I have a confession to make. I have a new love in my life. I have a new obsession.
I have fallen in love with my wrinkles. Yes, truly, I think they’re beautiful. I think they make me look stunning.
I love the deep creases in my forehead; the slashing line between my brows. I love my crow’s feet. I love how they stay put even after I’ve stopped smiling or laughing. And I smile and laugh a lot. I even love the little lines above my thin lip.
When I look in the mirror, I don’t see a young and beautiful woman, I see a woman who’s finally starting look interesting. Someone I want to get to know; someone who has a story to tell, an interesting insight to share. I see someone who isn’t burden by the trivial anymore. I see someone who is eager to learn and be challenged. I see someone who’s happy and staggeringly imperfect. I see someone who has the freedom to be interested in others, more than herself.
Do I feel slightly smug about my decision not to obliterate my wrinkles?

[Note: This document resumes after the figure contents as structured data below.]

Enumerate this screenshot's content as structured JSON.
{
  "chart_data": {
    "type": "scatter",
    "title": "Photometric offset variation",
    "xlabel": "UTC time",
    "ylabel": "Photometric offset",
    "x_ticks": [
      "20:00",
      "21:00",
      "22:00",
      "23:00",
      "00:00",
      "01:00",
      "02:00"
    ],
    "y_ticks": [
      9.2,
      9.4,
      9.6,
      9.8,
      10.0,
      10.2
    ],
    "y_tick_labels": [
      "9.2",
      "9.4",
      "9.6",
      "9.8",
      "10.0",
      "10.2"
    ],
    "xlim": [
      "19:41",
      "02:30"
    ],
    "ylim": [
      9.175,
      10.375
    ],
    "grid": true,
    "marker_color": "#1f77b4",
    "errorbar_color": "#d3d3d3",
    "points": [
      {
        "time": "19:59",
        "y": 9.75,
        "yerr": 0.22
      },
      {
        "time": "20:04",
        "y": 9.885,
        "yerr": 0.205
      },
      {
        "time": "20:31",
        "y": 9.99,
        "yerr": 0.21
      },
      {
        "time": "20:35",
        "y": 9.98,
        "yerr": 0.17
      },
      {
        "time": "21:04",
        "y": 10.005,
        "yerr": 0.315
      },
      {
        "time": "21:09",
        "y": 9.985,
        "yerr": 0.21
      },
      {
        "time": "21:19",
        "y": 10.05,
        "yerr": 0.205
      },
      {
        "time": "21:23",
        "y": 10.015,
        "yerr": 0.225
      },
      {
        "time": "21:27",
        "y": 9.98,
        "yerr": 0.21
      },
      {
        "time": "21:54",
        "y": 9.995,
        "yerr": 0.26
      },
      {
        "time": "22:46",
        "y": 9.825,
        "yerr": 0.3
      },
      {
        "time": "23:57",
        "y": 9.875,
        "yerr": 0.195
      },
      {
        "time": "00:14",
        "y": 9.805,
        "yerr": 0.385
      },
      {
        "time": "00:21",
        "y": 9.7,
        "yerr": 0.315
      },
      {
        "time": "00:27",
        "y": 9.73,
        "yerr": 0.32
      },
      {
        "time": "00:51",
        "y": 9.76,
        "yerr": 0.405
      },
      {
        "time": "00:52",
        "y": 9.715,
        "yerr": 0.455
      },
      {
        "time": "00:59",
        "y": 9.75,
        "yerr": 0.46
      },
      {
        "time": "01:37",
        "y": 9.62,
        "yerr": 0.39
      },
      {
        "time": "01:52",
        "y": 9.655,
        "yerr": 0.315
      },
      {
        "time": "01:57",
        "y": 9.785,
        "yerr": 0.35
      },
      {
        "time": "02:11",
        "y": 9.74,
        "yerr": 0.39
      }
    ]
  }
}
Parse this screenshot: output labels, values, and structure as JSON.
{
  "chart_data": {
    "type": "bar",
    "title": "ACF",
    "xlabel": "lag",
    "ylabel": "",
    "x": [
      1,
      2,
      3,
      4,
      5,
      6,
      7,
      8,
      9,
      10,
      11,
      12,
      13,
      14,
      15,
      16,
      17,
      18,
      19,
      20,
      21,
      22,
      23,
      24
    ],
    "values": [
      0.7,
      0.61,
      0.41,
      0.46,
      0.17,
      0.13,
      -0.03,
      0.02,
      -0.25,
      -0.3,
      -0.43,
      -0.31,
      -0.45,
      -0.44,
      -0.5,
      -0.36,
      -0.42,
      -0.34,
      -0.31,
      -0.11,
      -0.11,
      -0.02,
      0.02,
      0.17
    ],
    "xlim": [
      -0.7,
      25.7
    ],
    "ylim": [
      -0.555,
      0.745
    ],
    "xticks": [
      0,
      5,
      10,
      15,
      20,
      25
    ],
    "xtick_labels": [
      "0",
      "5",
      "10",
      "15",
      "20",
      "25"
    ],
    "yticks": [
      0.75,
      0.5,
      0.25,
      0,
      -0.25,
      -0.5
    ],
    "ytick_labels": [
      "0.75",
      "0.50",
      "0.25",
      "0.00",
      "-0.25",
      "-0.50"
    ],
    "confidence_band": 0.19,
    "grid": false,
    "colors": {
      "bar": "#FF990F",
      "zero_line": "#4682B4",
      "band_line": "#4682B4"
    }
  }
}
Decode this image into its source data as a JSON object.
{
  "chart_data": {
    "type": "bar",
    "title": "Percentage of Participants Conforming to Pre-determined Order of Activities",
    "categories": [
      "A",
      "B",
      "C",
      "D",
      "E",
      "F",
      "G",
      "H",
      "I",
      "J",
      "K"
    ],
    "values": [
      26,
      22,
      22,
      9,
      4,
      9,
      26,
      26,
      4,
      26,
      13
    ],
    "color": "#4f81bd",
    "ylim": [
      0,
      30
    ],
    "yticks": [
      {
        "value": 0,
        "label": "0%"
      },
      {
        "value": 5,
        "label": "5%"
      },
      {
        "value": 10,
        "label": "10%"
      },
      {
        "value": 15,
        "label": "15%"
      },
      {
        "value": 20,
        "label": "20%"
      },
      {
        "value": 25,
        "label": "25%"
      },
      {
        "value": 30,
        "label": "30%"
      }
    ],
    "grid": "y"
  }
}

Yes. Do I need to work on developing my humility? Yes. Do I think I’m a better person than women who fear aging and think Botox is the answer? No. We all have our paths and truths.
Why do we fear change so much? Why are wrinkles and aging awful? I’ve never felt freer in my life. I know my strengths and limitation, how to adapt, how give up and give in, how to fight for the truth, how to say no and mean it. Now that is true freedom.
I’m keeping my wrinkles because I’m selfish and want your empathy. Scientists have figured out, our brains are designed to mimic each other’s facial cues and emotions. If I want you to feel empathic toward me, to trigger your emotions, I need the full range and control of my facial muscles. Human brains don’t like expressionless faces.
As my grandma Marge always says: You’re always trading one set of problems for another. Sometimes they're better and sometimes they're not.
When I see a woman of a certain age (my age) without any wrinkles or lines, I ask myself, do I want to look like that? Do I need to keep up with the Botox crowd? My answer is no. Not today.